Комик тут же ответил ему ослепительной профессиональной улыбкой.
— Еще одно слово, и ты останешься один, — парировал он.
От смеха Финч едва не свалился с сиденья. Он подался вперед и забарабанил по спинке впереди стоящего кресла, так что сидевший в нем невзрачный человечек в очках обернулся и смерил Финча взглядом.
Комик оказался по совместительству и конферансье. Он выдал парочку анекдотов, чтобы расшевелить публику, а затем объявил первый номер: дуэт саксофона и ксилофона.

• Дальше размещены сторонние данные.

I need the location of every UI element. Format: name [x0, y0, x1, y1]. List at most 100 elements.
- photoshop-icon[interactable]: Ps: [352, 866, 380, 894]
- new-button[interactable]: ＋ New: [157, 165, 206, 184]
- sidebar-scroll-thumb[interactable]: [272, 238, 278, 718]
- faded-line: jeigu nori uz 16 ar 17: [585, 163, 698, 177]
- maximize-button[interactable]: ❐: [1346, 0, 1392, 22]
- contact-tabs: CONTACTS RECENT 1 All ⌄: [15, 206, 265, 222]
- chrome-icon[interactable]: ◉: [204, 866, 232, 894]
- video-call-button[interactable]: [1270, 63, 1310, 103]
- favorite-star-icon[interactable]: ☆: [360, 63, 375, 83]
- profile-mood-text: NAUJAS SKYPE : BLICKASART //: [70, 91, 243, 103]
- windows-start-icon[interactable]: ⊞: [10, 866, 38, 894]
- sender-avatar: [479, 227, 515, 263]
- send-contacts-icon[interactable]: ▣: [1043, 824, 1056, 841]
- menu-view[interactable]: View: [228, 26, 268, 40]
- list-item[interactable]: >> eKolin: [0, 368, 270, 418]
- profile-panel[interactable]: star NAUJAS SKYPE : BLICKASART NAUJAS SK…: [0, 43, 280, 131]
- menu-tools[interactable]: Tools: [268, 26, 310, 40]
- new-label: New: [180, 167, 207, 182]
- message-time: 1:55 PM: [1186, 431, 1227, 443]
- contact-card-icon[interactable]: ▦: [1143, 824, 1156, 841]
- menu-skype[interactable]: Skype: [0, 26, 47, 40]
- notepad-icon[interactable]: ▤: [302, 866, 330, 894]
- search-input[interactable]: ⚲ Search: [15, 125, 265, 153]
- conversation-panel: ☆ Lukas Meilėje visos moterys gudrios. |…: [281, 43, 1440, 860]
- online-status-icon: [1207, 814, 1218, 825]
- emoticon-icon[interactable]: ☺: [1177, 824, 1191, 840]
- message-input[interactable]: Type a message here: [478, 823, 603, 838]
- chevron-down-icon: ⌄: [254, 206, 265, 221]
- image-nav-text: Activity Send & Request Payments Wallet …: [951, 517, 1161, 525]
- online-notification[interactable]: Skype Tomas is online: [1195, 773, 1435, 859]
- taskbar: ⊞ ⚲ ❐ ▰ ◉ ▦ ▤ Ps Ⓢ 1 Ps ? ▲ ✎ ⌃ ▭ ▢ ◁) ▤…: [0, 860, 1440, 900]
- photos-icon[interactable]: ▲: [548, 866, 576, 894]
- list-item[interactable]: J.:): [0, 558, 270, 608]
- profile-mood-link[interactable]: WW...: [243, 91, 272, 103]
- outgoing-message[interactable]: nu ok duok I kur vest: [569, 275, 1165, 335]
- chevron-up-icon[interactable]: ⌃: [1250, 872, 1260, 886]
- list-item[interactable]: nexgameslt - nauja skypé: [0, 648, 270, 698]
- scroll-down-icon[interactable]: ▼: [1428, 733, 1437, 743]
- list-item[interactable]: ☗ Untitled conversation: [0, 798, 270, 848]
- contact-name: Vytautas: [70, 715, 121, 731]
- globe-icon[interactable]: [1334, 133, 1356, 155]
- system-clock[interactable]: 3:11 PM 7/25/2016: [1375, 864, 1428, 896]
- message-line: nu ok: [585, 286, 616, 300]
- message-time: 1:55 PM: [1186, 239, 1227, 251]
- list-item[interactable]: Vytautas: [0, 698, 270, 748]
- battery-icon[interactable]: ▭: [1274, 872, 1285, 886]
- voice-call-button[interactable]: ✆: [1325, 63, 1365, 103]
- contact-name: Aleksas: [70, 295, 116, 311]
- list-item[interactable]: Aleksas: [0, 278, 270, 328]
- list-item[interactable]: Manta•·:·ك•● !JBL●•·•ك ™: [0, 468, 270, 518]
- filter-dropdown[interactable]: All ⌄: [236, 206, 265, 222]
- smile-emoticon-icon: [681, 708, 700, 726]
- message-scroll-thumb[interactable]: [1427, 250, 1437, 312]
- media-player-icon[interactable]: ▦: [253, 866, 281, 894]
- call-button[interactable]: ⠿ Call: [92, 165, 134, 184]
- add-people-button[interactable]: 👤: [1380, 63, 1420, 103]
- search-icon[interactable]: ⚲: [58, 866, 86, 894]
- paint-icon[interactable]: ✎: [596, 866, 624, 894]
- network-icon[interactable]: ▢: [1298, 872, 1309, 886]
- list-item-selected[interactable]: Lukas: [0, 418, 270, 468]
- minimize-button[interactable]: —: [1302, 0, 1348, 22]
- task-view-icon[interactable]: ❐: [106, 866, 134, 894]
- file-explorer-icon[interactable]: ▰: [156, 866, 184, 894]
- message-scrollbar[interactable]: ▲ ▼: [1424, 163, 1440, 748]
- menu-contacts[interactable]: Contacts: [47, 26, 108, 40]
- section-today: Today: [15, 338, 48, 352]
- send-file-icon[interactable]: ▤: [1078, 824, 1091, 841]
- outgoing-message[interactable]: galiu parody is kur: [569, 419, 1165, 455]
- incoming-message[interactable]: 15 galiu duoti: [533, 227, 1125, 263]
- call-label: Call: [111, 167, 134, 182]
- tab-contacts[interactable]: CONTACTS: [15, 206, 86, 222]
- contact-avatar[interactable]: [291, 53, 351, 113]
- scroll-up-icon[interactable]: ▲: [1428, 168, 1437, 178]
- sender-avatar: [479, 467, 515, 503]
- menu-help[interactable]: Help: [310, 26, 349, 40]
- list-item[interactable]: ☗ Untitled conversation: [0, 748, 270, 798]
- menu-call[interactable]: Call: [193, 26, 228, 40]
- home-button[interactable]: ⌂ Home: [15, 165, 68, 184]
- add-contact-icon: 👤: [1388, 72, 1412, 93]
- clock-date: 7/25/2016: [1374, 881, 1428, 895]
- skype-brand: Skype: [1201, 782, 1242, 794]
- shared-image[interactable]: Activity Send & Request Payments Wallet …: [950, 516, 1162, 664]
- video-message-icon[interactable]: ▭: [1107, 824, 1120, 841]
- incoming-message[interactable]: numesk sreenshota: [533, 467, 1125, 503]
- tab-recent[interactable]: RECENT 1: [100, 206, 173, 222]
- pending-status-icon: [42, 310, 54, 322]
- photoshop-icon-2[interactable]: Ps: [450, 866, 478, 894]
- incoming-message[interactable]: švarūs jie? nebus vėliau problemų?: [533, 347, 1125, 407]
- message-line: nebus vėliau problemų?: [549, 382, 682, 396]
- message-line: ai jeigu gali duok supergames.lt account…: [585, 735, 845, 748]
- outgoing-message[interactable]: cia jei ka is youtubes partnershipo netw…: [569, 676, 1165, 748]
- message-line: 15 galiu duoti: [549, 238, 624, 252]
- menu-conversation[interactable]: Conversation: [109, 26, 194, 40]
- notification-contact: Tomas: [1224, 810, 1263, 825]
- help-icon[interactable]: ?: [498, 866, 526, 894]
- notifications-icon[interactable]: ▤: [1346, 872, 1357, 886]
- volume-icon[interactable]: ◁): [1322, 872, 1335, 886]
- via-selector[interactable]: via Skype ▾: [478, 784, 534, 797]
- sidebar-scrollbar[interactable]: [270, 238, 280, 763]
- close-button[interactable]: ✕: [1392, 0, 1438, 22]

В первом отделении еще выступали акробатическое трио, молоденькая певичка, которую раскопали где-то в Шотландии, чечеточный дуэт — брат и сестра, а в перерывax комик потешал публику шутками, анекдотами и молниеносными перевоплощениями. Паула Перес, Перуанский Персик, венчала программу. Перуанка там или нет, она, во всяком случае, была черноволоса, черноглаза и смугла. Реквизитом для ее номера служили бледный розовато-лиловый занавес-задник, туалетный столик, двуспальная кушетка с креслом у изголовья и псише. Персик вышла в темно-лиловом платье и белых, по локоть, перчатках; она томно стянула их одну за другой и, подержав в вытянутой руке, уронила на сцену. Потом в такт музыке повернулась спиной к залу и расстегнула «молнию» на платье. Игриво оглянувшись на публику, она грациозно переступила через платье и несколько раз прошлась по сцене в прозрачной нейлоновой комбинации. Ребята застыли, увлеченные зрелищем, один Финч беспокойно ерзал в кресле — ему явно не терпелось увидеть, что будет дальше. Упала комбинация, за ней последовали чулки; чтобы их скинуть, ей пришлось долго махать из глубин кресла длинными ножками. Затем мисс Перес долго и нудно танцевала, задирая ноги, и ее обильные груди колыхались и подрагивали над узкой полоской белого лифчика. Потом снова повернулась спиной к залу, расстегнула лифчик и отбросила его на кушетку. Дальше она танцевала, прикрыв груди руками, и еще раз дала зрителям полюбоваться своей спиной, когда освободилась от прозрачных штанишек. Номер подходил к концу. Зал предвкушал кульминацию, когда они увидят все. Подрагивая упитанными ягодицами, Перуанский Персик сделала несколько шагов вправо и влево, замерла посреди сцены и долго стояла не шелохнувшись. Малый барабан из оркестра рассыпал дробь. Внезапно она повернулась к публике, широко раскинув руки. На секунду мелькнули бледно-розовые соски и узенький треугольник расшитой стеклярусом материи между бедрами — и сцена тут же погрузилась во мрак.
На аплодисменты она вынырнула из-за занавеса сиреневом нейлоновом неглиже, раскланивалась, посылая воздушные поцелуи и стреляя черными подведенными глазами во все концы зала.
Финч от восторга колотил по спинке переднего кресла и человек обернулся к нему еще раз.
— Нельзя ли потише? — сказал он. — Я за свое место деньги платил.
Финч посмотрел на него пустыми глазами и продолжал неистово хлопать, пока Перуанский Персик не скрылась за занавесом.
Ребята отправились в буфет при партере и выпили там по бутылке пива, превознося прелести Паулы Перес.
— Она будет выступать во втором отделении? — спросил Финч.
— По идее, должна, — ответил Винс.
— Интересно, что она будет делать.
— Спросит, не хочет ли кто из зала помочь ей раздеться.
— Иди ты! — задохнулся Финч. У него при одной мысли об этом глаза полезли на лоб.
Пропустили еще по бутылочке. С быстрым опьянением пришло ощущение безответственности и желание напроказить, чтобы придать остроты развлечению.
— Видали, как пялился этот коротышка спереди? — заметил Финч.